ACCOMPONG, Jamaica
(AP) -- They were the terror of Jamaica once
-- fierce bands
of escaped slaves who plundered estates, murdered white
planters and
repelled invasions of their mountain retreats with a terrifying
mastery of camouflage.
``We used to
fight, once upon a time,'' says Sydney Peddie, the latest
Maroon ``Colonel''
to lead this autonomous community. ``We used to do
marvelous things
that baffled the white man! We were the first guerrillas
... But now
we are law-abiding, and quite peaceful.''
Peddie, elected
the community's leader late last year, is leading an effort
to reverse migration
to the cities and restore some of the old African
ways -- herbal
medicine, tribal dances, talking to ancestral spirits.
``We want to
remain as the Maroons forever. We don't want to be
integrated (into
Jamaica) at all, and we want to bring back some of the
old traditions,''
said Peddie, 65. ``In Jamaica, the inventions have
destroyed certain
values and brought on crime.''
So far the effort
has amounted to lobbying fellow Maroons, working on a
one-room museum,
asking the Jamaican government for a little more
money and publicizing
a Jan. 6 celebration in which they play out mock
ambushes and
``talk to our ancestors'' by blowing the traditional cow's
horn, the ``abeng.''
Peddie said he
had heard of the Smithsonian Institution's new traveling
show celebrating
the legacy of Maroons in Jamaica, Suriname and other
countries in
the region. It opened in March at the National Civil Rights
Museum in Memphis,
Tenn., and will travel around the United States for
three years.
Maroons probably
get their names from the Spanish ``cimarrones,''
which means
runaway slave or savage.
In Hispaniola,
``the court of the island complained in 1546 that (because
of) the Maroons,
the planters dared not give orders to their slaves except
in the gentlest
terms,'' former Trinidadian leader Eric Williams wrote in his
history of the
region.
But the Maroons'
biggest success came in Jamaica, where they helped
the British
expel the Spanish and then turned on the new rulers, wreaking
havoc across
an island that was then one of the world's largest sugar
producers and
a considerable source of imperial wealth.
The Maroons avoided
open warfare, relying on their knowledge of the
terrain, camouflaging
themselves with leaves and communicating via the
abeng, whose
call could carry for miles.
The British finally
granted them formal freedom in a 1739 treaty, signed in
a cave a few
miles outside Accompong, between legendary Maroon
leader Cudjoe
and British Col. John Guthrie. That moment -- the first
successful opposition
to slavery and British colonialism -- is recalled here
with deeply
personal pride.
``Cudjoe, he
was black man. Guthrie, he was a white. Both of them was
brave man, and
both knew how to fight,'' Raymond Marshall, a
32-year-old
banana farmer, stoically recited.
In return for
their freedom, the Maroons agreed to help the British hunt
down future
runaway slaves. That arrangement may be at the root of the
sense of isolation
many Maroons feel from other Jamaicans, even with
the island independent
and democratic with a huge black majority.
One rocky road,
clinging perilously to the edge of the Cockpit Country
hills, leads
into Accompong.
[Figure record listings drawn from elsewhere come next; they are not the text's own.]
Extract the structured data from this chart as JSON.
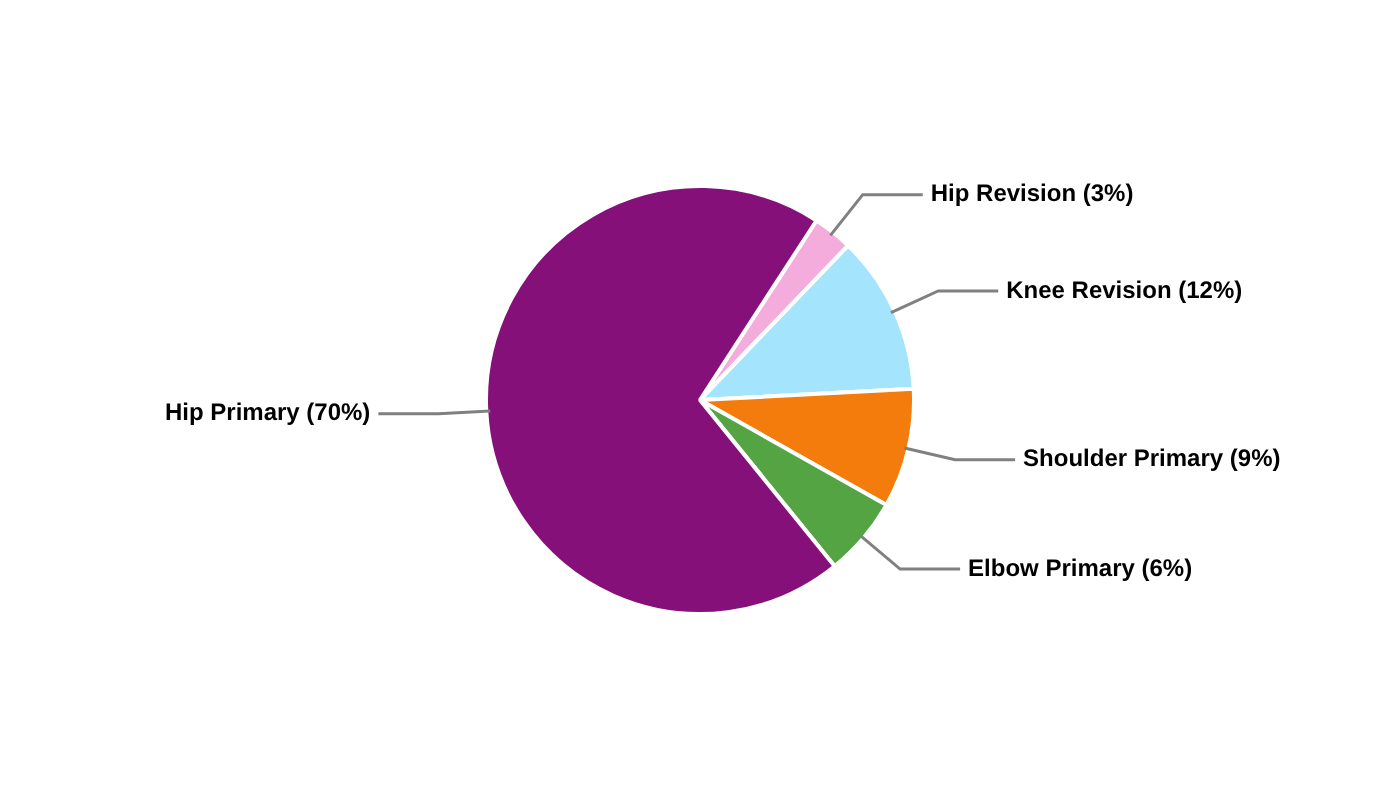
{
  "chart_data": {
    "type": "pie",
    "categories": [
      "Hip Revision",
      "Knee Revision",
      "Shoulder Primary",
      "Elbow Primary",
      "Hip Primary"
    ],
    "values": [
      3,
      12,
      9,
      6,
      70
    ],
    "value_labels": [
      "(3%)",
      "(12%)",
      "(9%)",
      "(6%)",
      "(70%)"
    ],
    "colors": [
      "#f4acdc",
      "#a4e4fc",
      "#f47c0c",
      "#54a444",
      "#85107a"
    ],
    "legend": false
  }
}
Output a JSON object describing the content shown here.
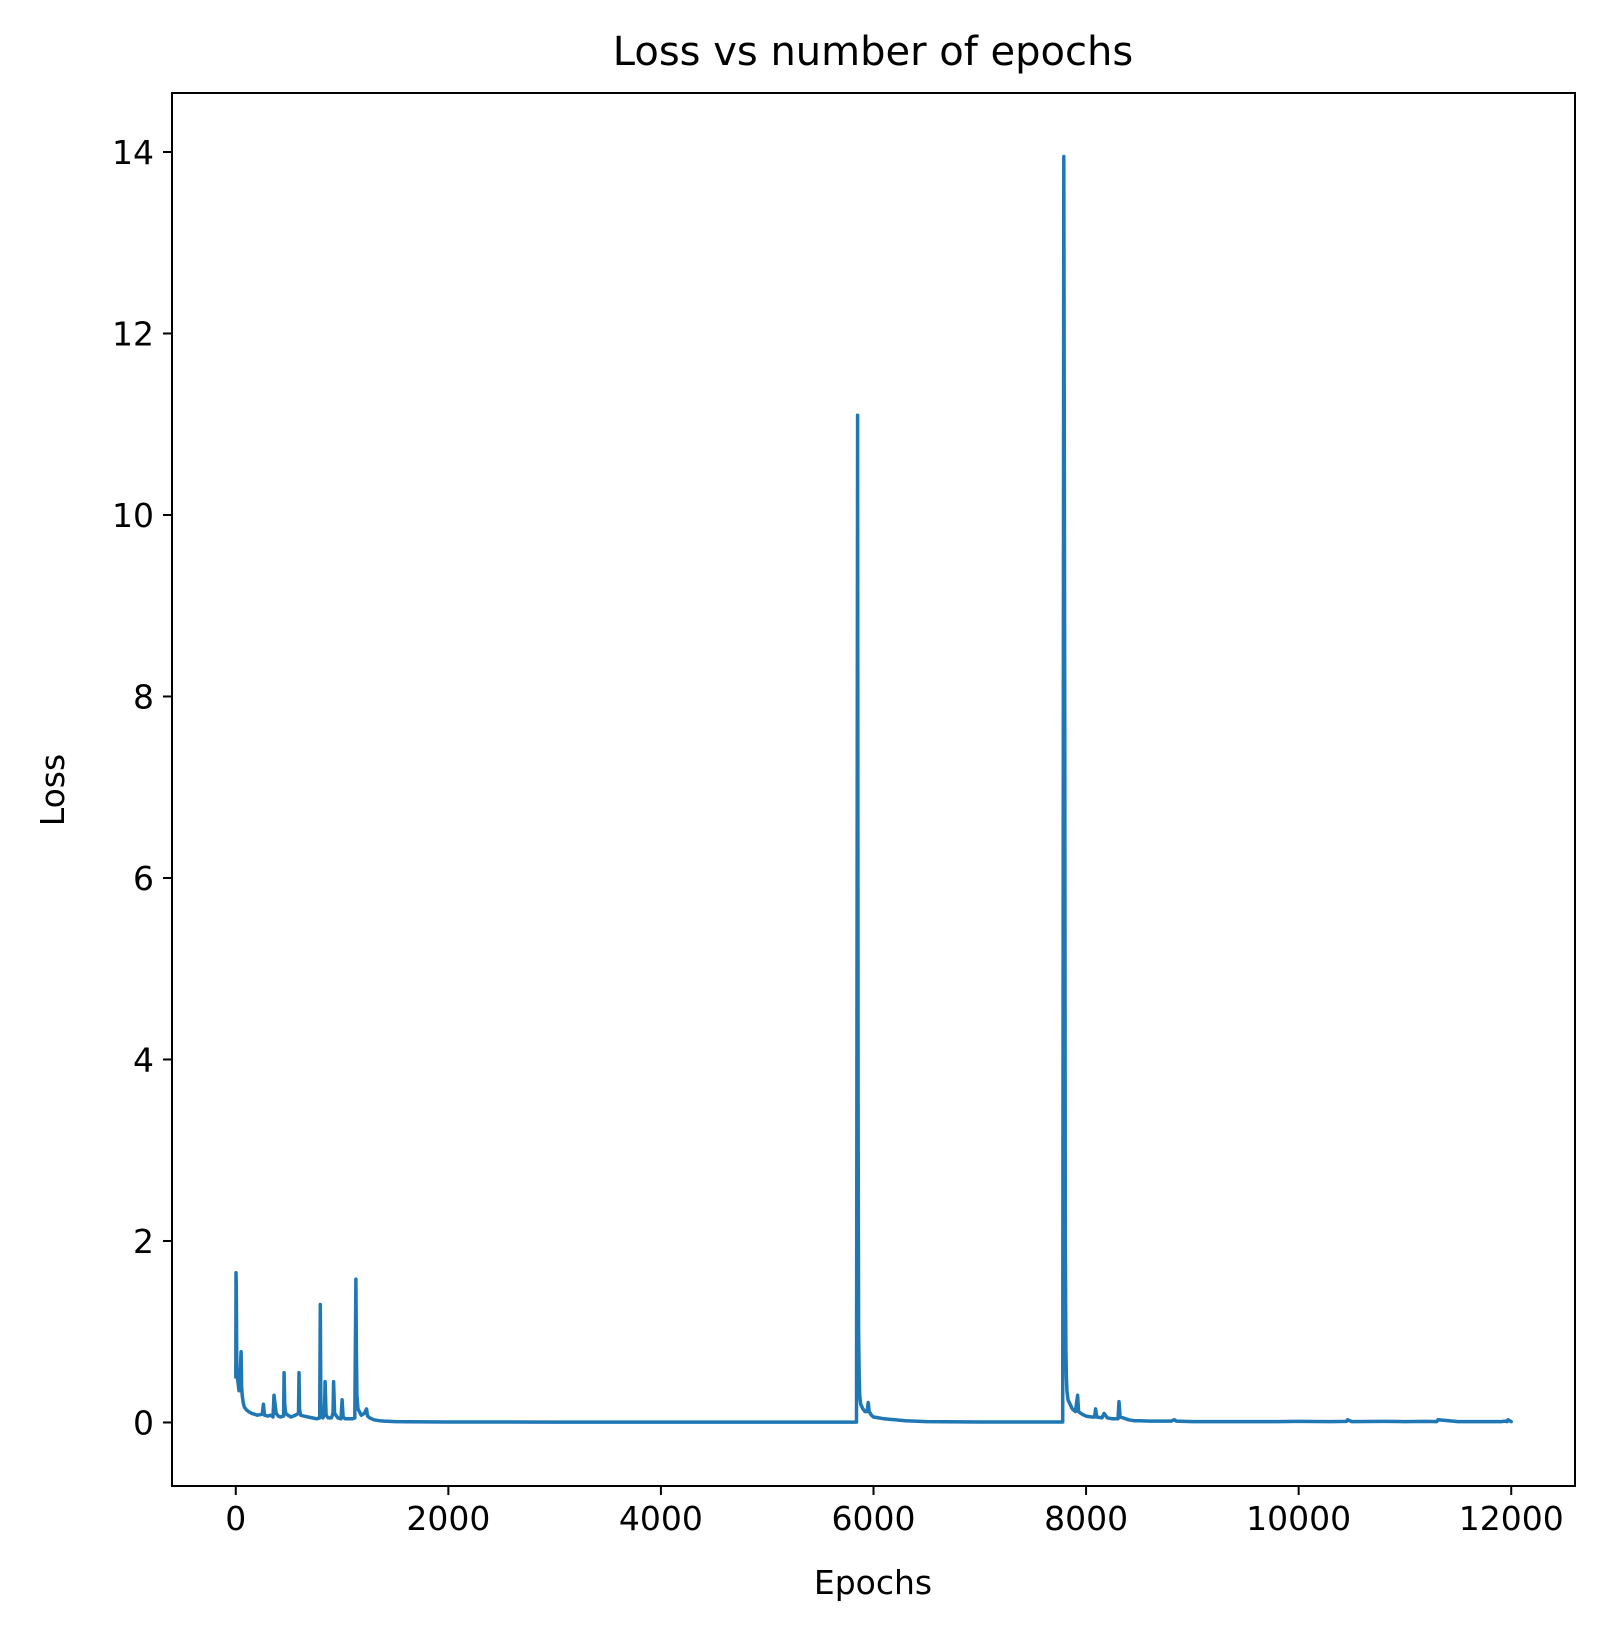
{
  "chart_data": {
    "type": "line",
    "title": "Loss vs number of epochs",
    "xlabel": "Epochs",
    "ylabel": "Loss",
    "xlim": [
      -600,
      12600
    ],
    "ylim": [
      -0.7,
      14.65
    ],
    "xticks": [
      0,
      2000,
      4000,
      6000,
      8000,
      10000,
      12000
    ],
    "xtick_labels": [
      "0",
      "2000",
      "4000",
      "6000",
      "8000",
      "10000",
      "12000"
    ],
    "yticks": [
      0,
      2,
      4,
      6,
      8,
      10,
      12,
      14
    ],
    "ytick_labels": [
      "0",
      "2",
      "4",
      "6",
      "8",
      "10",
      "12",
      "14"
    ],
    "grid": false,
    "legend": "none",
    "series": [
      {
        "color": "#1f77b4",
        "x": [
          0,
          2,
          5,
          10,
          20,
          30,
          40,
          50,
          55,
          60,
          70,
          80,
          100,
          120,
          150,
          180,
          200,
          250,
          260,
          270,
          300,
          330,
          350,
          360,
          380,
          400,
          420,
          450,
          455,
          460,
          470,
          490,
          520,
          560,
          590,
          595,
          600,
          610,
          640,
          680,
          720,
          760,
          790,
          795,
          800,
          805,
          820,
          835,
          840,
          850,
          870,
          900,
          915,
          920,
          930,
          960,
          990,
          1000,
          1010,
          1030,
          1060,
          1100,
          1120,
          1130,
          1135,
          1140,
          1150,
          1180,
          1210,
          1230,
          1240,
          1260,
          1300,
          1350,
          1400,
          1500,
          1600,
          1800,
          2000,
          2500,
          3000,
          3500,
          4000,
          4500,
          5000,
          5500,
          5800,
          5840,
          5850,
          5855,
          5860,
          5865,
          5870,
          5880,
          5900,
          5920,
          5940,
          5950,
          5960,
          5980,
          6000,
          6050,
          6100,
          6200,
          6300,
          6500,
          7000,
          7500,
          7780,
          7790,
          7800,
          7805,
          7810,
          7815,
          7820,
          7830,
          7850,
          7870,
          7900,
          7920,
          7930,
          7950,
          7980,
          8000,
          8050,
          8080,
          8090,
          8100,
          8150,
          8170,
          8200,
          8250,
          8300,
          8310,
          8320,
          8350,
          8400,
          8450,
          8500,
          8600,
          8800,
          8830,
          8850,
          9000,
          9200,
          9500,
          9800,
          10000,
          10300,
          10450,
          10460,
          10500,
          10800,
          11000,
          11200,
          11300,
          11310,
          11500,
          11800,
          11900,
          11950,
          11960,
          11970,
          12000
        ],
        "y": [
          0.5,
          1.65,
          1.5,
          0.6,
          0.45,
          0.35,
          0.5,
          0.78,
          0.4,
          0.3,
          0.22,
          0.17,
          0.14,
          0.12,
          0.1,
          0.09,
          0.08,
          0.09,
          0.2,
          0.08,
          0.07,
          0.08,
          0.06,
          0.3,
          0.1,
          0.07,
          0.06,
          0.07,
          0.55,
          0.2,
          0.1,
          0.08,
          0.06,
          0.08,
          0.1,
          0.55,
          0.15,
          0.08,
          0.07,
          0.06,
          0.05,
          0.04,
          0.05,
          1.3,
          0.3,
          0.06,
          0.05,
          0.1,
          0.45,
          0.08,
          0.05,
          0.05,
          0.1,
          0.45,
          0.1,
          0.05,
          0.04,
          0.25,
          0.06,
          0.04,
          0.04,
          0.04,
          0.05,
          1.58,
          0.8,
          0.3,
          0.15,
          0.08,
          0.1,
          0.15,
          0.07,
          0.05,
          0.03,
          0.02,
          0.015,
          0.01,
          0.008,
          0.006,
          0.005,
          0.005,
          0.004,
          0.004,
          0.004,
          0.004,
          0.004,
          0.004,
          0.004,
          0.004,
          11.1,
          3.5,
          1.0,
          0.5,
          0.3,
          0.2,
          0.15,
          0.12,
          0.12,
          0.22,
          0.12,
          0.08,
          0.06,
          0.05,
          0.04,
          0.03,
          0.02,
          0.01,
          0.005,
          0.005,
          0.005,
          13.95,
          7.5,
          2.0,
          0.8,
          0.5,
          0.35,
          0.25,
          0.2,
          0.15,
          0.12,
          0.3,
          0.12,
          0.1,
          0.08,
          0.07,
          0.06,
          0.06,
          0.15,
          0.06,
          0.05,
          0.1,
          0.05,
          0.04,
          0.04,
          0.23,
          0.06,
          0.05,
          0.03,
          0.02,
          0.02,
          0.015,
          0.015,
          0.03,
          0.015,
          0.01,
          0.01,
          0.01,
          0.01,
          0.012,
          0.01,
          0.012,
          0.03,
          0.01,
          0.012,
          0.01,
          0.012,
          0.01,
          0.03,
          0.01,
          0.01,
          0.01,
          0.015,
          0.01,
          0.03,
          0.01
        ]
      }
    ]
  }
}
The five-mile drive to the market where the
Maroons sell
their bananas and yams can take an hour.
The roughly 2,000
Maroons of Accompong -- and several thousand
others in a
few isolated communities -- still pay no taxes, dispense with
land titles
and ``are self-governing in a way,'' Peddie said.
The treaty says
the Maroons can try their own cases, except murders,
but this has
not actually been done since the 1980s. ``We want to bring it
back, too,''
Peddie said.
That's not likely, said K.D. Knight, Jamaica's justice minister.
``In Accompong,
people deal with certain disputes themselves -- land
disputes and
certain claims such as debt,'' he said. ``But all persons are
subject to the
laws of the land.''
Lately, a rumor
that Jamaica might impose an income tax on the Maroons
has caused some
agitation.
``That we will
not tolerate!'' declared Joshua Anderson, 52. ``I myself
would go back
to the bush to fight the Jamaicans, like we fought the
white man!''
Arnold Bertram,
Jamaica's minister of local government, said he couldn't
confirm whether
there were plans to make Maroons pay taxes.
Peddie contends ordinary Jamaicans are on their side.
``The Jamaicans
think we are a great people, especially those who read
our history,''
he said. ``When we meet them, we tell them we're
Maroons. Then
they see they're not talking to such an ordinary person.